Ferriday Board of Aldermen OKs loan for roads
Published 12:02 am Wednesday, January 13, 2016
NATCHEZ — The Ferriday Board of Aldermen voted in its meeting Tuesday night to allow the town to borrow money in order to pay for a road repair project.
The board of aldermen voted to authorize the issuing of a general obligations bond, which will be discussed in more detail in next month’s meeting, when the town’s bond attorney will be present.
Ferriday Mayor Gene Allen said the project was long overdue.
“We got to get our streets fixed,” Allen said, “The only reason we’re going to be able to get them fixed is because of what we just passed.”
Allen asked the aldermen to turn in a list of streets and areas in their districts that need repaving.
District D Alderman Johnnie Brown said the list would be difficult to write for his ward.
“We need to start with the premise that all of them need to be overlaid,” Brown said. “It hasn’t been done in 15, 20 years. I know in my district, it’s pretty bad.”
The aldermen specifically mentioned Tenth Street, which runs along several districts, as a road badly in need of repair.
Mark Andel, owner of Crescent Chemical, came before the board to ask them to consider a plan to begin making payments on the approximately $125,000 judgment the company was awarded against the town in October for unpaid bills.
The company provided emergency water treatment chemicals and services in Ferriday during a period in which the town was not meeting basic safety regulations, Andel said. The courts decided the town still owed Crescent Chemical $112,000 for its goods and services, plus approximately two years of interest.

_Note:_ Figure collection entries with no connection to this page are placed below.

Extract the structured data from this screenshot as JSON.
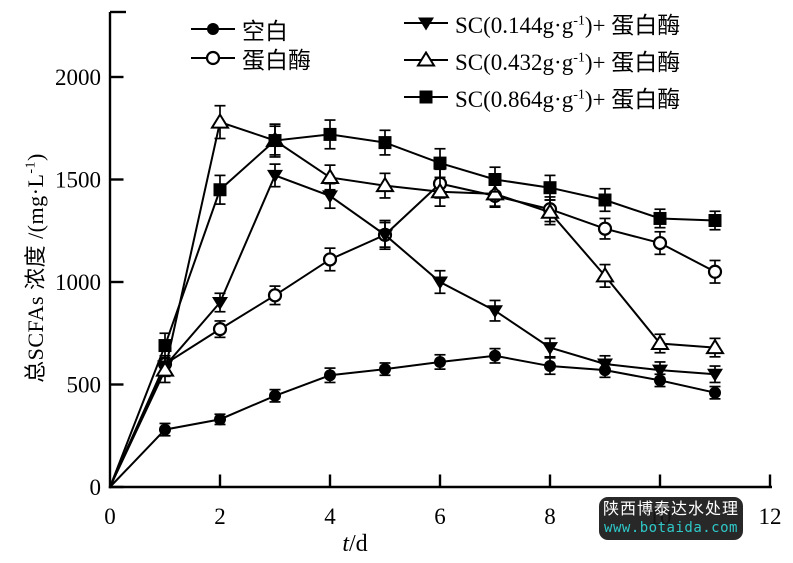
{
  "figure": {
    "background": "#ffffff",
    "ink": "#000000"
  },
  "axes": {
    "x": {
      "label_var": "t",
      "label_rest": "/d",
      "label_full": "t/d",
      "ticks": [
        0,
        2,
        4,
        6,
        8,
        10,
        12
      ],
      "range": [
        0,
        12
      ]
    },
    "y": {
      "label_pre": "总SCFAs 浓度 /(mg·L",
      "label_sup": "-1",
      "label_post": ")",
      "label_full": "总SCFAs 浓度 /(mg·L⁻¹)",
      "ticks": [
        0,
        500,
        1000,
        1500,
        2000
      ],
      "range": [
        0,
        2300
      ]
    }
  },
  "chart_data": {
    "type": "line",
    "title": "",
    "xlabel": "t/d",
    "ylabel": "总SCFAs 浓度 /(mg·L⁻¹)",
    "xlim": [
      0,
      12
    ],
    "ylim": [
      0,
      2300
    ],
    "grid": false,
    "legend_position": "top-inside",
    "error_bars": true,
    "x": [
      0,
      1,
      2,
      3,
      4,
      5,
      6,
      7,
      8,
      9,
      10,
      11
    ],
    "series": [
      {
        "name": "空白",
        "marker": "circle-filled",
        "label": {
          "pre": "空白",
          "sup": "",
          "post": ""
        },
        "values": [
          0,
          280,
          330,
          445,
          545,
          575,
          610,
          640,
          590,
          570,
          520,
          460
        ],
        "errors": [
          0,
          30,
          25,
          30,
          35,
          30,
          35,
          35,
          40,
          35,
          30,
          30
        ]
      },
      {
        "name": "蛋白酶",
        "marker": "circle-open",
        "label": {
          "pre": "蛋白酶",
          "sup": "",
          "post": ""
        },
        "values": [
          0,
          600,
          770,
          935,
          1110,
          1230,
          1480,
          1420,
          1355,
          1260,
          1190,
          1050
        ],
        "errors": [
          0,
          40,
          40,
          45,
          55,
          60,
          70,
          55,
          60,
          50,
          55,
          55
        ]
      },
      {
        "name": "SC(0.144g·g⁻¹)+ 蛋白酶",
        "marker": "triangle-down-filled",
        "label": {
          "pre": "SC(0.144g·g",
          "sup": "-1",
          "post": ")+ 蛋白酶"
        },
        "values": [
          0,
          590,
          900,
          1520,
          1420,
          1230,
          1000,
          860,
          680,
          600,
          570,
          550
        ],
        "errors": [
          0,
          50,
          45,
          55,
          60,
          70,
          55,
          50,
          45,
          40,
          40,
          40
        ]
      },
      {
        "name": "SC(0.432g·g⁻¹)+ 蛋白酶",
        "marker": "triangle-up-open",
        "label": {
          "pre": "SC(0.432g·g",
          "sup": "-1",
          "post": ")+ 蛋白酶"
        },
        "values": [
          0,
          570,
          1780,
          1690,
          1510,
          1470,
          1440,
          1430,
          1340,
          1030,
          700,
          680
        ],
        "errors": [
          0,
          60,
          80,
          70,
          60,
          60,
          70,
          60,
          60,
          55,
          45,
          45
        ]
      },
      {
        "name": "SC(0.864g·g⁻¹)+ 蛋白酶",
        "marker": "square-filled",
        "label": {
          "pre": "SC(0.864g·g",
          "sup": "-1",
          "post": ")+ 蛋白酶"
        },
        "values": [
          0,
          690,
          1450,
          1690,
          1720,
          1680,
          1580,
          1500,
          1460,
          1400,
          1310,
          1300
        ],
        "errors": [
          0,
          60,
          70,
          80,
          70,
          60,
          70,
          60,
          60,
          55,
          45,
          45
        ]
      }
    ]
  },
  "watermark": {
    "site_name": "陕西博泰达水处理",
    "url_text": "www.botaida.com",
    "bg_color": "rgba(22,22,22,0.92)",
    "name_color": "#ffffff",
    "url_color": "#2fc8c8"
  }
}
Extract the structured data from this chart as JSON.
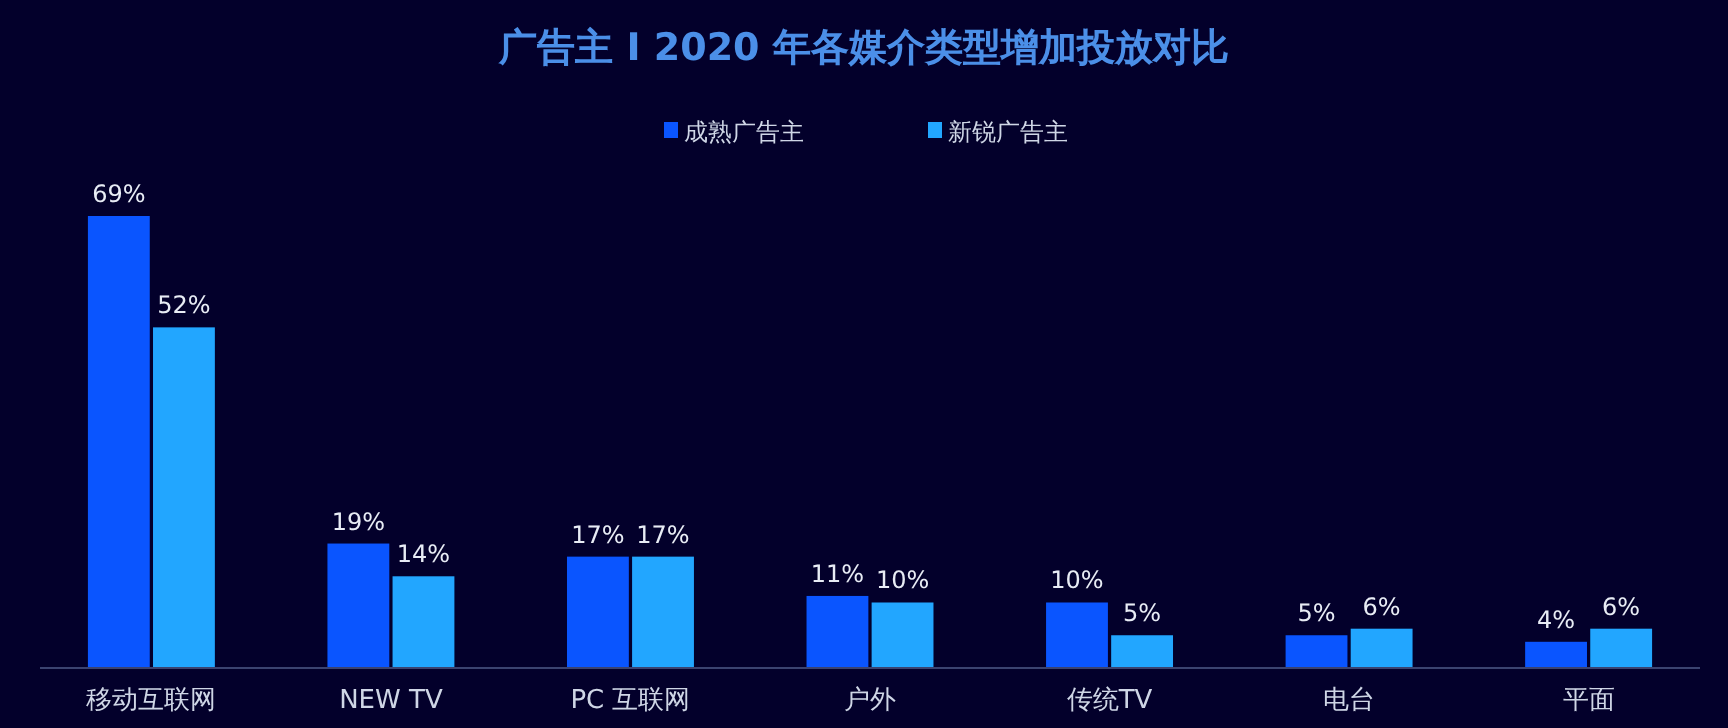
{
  "chart_data": {
    "type": "bar",
    "title": "广告主 I 2020 年各媒介类型增加投放对比",
    "categories": [
      "移动互联网",
      "NEW TV",
      "PC 互联网",
      "户外",
      "传统TV",
      "电台",
      "平面"
    ],
    "series": [
      {
        "name": "成熟广告主",
        "color": "#0a55ff",
        "values": [
          69,
          19,
          17,
          11,
          10,
          5,
          4
        ],
        "value_labels": [
          "69%",
          "19%",
          "17%",
          "11%",
          "10%",
          "5%",
          "4%"
        ]
      },
      {
        "name": "新锐广告主",
        "color": "#22a6ff",
        "values": [
          52,
          14,
          17,
          10,
          5,
          6,
          6
        ],
        "value_labels": [
          "52%",
          "14%",
          "17%",
          "10%",
          "5%",
          "6%",
          "6%"
        ]
      }
    ],
    "legend": "top",
    "grid": false
  }
}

Andel said previously the court’s deadline for the parties to reach an agreement on payment plans was Jan. 5, 90 days after the judgment was signed. A hearing will be held to determine whether the town will now be responsible for court costs, which can add as much as 30 percent.
“I just wanted to ask the council if we could come to some kind of agreement,” Andel said at the meeting. “We know the town is not a town that has a lot of money. We’re willing to work with y’all, but we really are trying to get paid.”
Andel asked the council to consider Crescent Chemical as part of its financial discussions, including the issuance of bonds to cover its debts in regards to the road repair project.
“When you’re talking about bonds, if you’d think about us, we’d really appreciate it,” Andel said.
Dorothy Oliver, executive director of LaSalle Community Action Association Inc., came before the board to discuss the renovation of the Ferriday Shopping Center in order to allow Head Start, an intensive early childhood education project, to relocate to Ferriday.
The project is currently housed in Clayton, but Oliver said she hopes to return it to Ferriday, where it was operating in the 1990s, so it could serve as a more central location to other sites in the area.
The education program would renovate the existing dialysis clinic and Family Dollar facilities to include nine classrooms, a computer lab, a kitchen and several restrooms.
Head Start is directly funded by the U.S. Department of Health and Human Services, Oliver said.
In other news:
— Justin Conner, who is running for mayor of Ferriday, came before the board to ask for a refund for his water service reconnection fee.
Conner said his understanding was that last month’s town council action would not allow his water service to be cut off due to unpaid bills. He has since paid his bills in full, but asks the council to reimburse him for the reconnection fee of $105.
District E Alderwoman Gloria Lloyd told Conner the board’s action was limited to a list of specific people whom the council knew to be behind on water bills for reasons out of their direct control. Those people would be allowed to make gradual payments and catch up by April 22.
Mayor Gene Allen invited Conner to meet with him so they could discuss the board’s action and any reimbursement that they may owe Conner.